Pour y participer, il suffit d’effectuer un virement sur le compte en banque BE33 0689 3075 5746, en indiquant en communication le nom du policier blessé: “Maxime Pans”. Les dons seront intégralement reversés à la victime.

Le ministre De Crem en visite à Liège pour apporter son soutien aux policiers

Le ministre de l’Intérieur Pieter De Crem (CD&V) s’est rendu mercredi à l’Hôtel de police de Liège afin d’y apporter son soutien aux policiers locaux, forts affectés par la fusillade survenue lundi. “Cette réunion, en toute discrétion, a permis de faire le point sur les événements dramatiques survenus lundi et d’apporter soutien et empathie aux policiers liégeois”, a précisé la porte-parole de la police liégeoise.

Tout au long de la journée, une incertitude avait plané quant à l’état de santé du policier.

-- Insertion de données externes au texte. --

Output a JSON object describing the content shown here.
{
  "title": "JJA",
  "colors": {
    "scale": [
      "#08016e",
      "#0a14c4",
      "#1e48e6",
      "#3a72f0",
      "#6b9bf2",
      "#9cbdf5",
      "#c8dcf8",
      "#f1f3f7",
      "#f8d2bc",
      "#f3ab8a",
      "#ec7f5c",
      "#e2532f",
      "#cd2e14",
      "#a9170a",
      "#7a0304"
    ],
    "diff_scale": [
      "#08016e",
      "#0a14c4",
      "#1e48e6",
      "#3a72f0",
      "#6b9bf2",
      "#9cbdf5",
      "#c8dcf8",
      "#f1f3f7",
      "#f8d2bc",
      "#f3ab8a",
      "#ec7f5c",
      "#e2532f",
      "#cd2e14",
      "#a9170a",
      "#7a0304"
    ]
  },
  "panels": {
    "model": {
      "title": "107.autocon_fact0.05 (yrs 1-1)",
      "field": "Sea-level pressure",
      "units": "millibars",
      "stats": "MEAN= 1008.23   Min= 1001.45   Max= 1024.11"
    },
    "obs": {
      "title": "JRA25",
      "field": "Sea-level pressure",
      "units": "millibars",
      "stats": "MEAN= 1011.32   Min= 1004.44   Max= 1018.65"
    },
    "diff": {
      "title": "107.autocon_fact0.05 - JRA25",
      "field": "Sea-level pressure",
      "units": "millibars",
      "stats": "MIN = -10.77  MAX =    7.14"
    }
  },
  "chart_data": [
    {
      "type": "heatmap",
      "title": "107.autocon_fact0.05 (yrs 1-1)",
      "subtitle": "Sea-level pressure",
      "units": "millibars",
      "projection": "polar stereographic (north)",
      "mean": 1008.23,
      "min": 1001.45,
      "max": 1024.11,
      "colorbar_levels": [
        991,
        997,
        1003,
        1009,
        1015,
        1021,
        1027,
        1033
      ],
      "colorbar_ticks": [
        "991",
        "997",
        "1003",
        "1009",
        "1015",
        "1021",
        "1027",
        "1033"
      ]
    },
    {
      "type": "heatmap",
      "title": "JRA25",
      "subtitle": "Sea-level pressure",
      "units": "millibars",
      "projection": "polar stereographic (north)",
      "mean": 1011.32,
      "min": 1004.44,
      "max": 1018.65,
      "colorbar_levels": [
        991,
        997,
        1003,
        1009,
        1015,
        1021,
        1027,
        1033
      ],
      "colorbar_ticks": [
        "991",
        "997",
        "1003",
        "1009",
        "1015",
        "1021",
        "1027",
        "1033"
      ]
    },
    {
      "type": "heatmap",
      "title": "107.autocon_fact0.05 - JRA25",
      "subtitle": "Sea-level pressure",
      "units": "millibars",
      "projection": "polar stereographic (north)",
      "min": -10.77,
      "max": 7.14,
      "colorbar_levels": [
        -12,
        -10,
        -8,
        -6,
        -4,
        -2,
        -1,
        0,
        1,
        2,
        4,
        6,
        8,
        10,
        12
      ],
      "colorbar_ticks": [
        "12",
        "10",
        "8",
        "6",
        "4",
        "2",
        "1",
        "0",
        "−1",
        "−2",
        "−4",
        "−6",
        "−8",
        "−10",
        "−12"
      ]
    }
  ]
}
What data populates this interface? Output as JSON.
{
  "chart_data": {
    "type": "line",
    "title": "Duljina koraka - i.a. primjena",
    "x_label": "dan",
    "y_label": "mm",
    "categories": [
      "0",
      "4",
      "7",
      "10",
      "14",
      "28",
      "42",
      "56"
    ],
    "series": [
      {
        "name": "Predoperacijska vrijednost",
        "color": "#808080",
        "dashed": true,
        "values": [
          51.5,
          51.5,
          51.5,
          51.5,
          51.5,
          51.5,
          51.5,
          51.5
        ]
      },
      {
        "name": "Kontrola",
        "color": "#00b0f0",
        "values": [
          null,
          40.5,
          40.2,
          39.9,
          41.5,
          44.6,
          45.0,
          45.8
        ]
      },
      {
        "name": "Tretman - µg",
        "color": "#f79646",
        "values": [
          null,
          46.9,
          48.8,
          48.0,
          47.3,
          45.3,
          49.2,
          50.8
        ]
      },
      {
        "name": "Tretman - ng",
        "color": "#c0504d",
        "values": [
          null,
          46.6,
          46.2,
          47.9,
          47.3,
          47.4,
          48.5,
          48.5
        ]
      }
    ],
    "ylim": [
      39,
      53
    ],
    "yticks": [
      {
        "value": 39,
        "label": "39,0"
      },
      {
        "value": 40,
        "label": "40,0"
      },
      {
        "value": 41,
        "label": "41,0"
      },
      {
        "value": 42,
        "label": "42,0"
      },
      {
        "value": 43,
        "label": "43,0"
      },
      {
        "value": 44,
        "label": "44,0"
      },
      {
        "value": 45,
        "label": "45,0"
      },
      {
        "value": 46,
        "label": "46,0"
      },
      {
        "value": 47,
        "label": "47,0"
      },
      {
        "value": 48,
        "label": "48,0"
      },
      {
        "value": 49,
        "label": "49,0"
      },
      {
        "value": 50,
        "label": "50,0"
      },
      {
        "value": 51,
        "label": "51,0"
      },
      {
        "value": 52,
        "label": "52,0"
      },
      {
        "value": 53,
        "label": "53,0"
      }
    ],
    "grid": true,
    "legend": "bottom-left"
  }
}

Le ministre de l’Intérieur avait annoncé à tort son décès dans un tweet. Message rapidement supprimé du réseau social.

Pieter De Crem était accompagné du commissaire général de la police fédérale Marc De Mesmaeker et a été reçu par le chef de corps de la police locale et la première échevine de la Ville de Liège Christine Defraigne.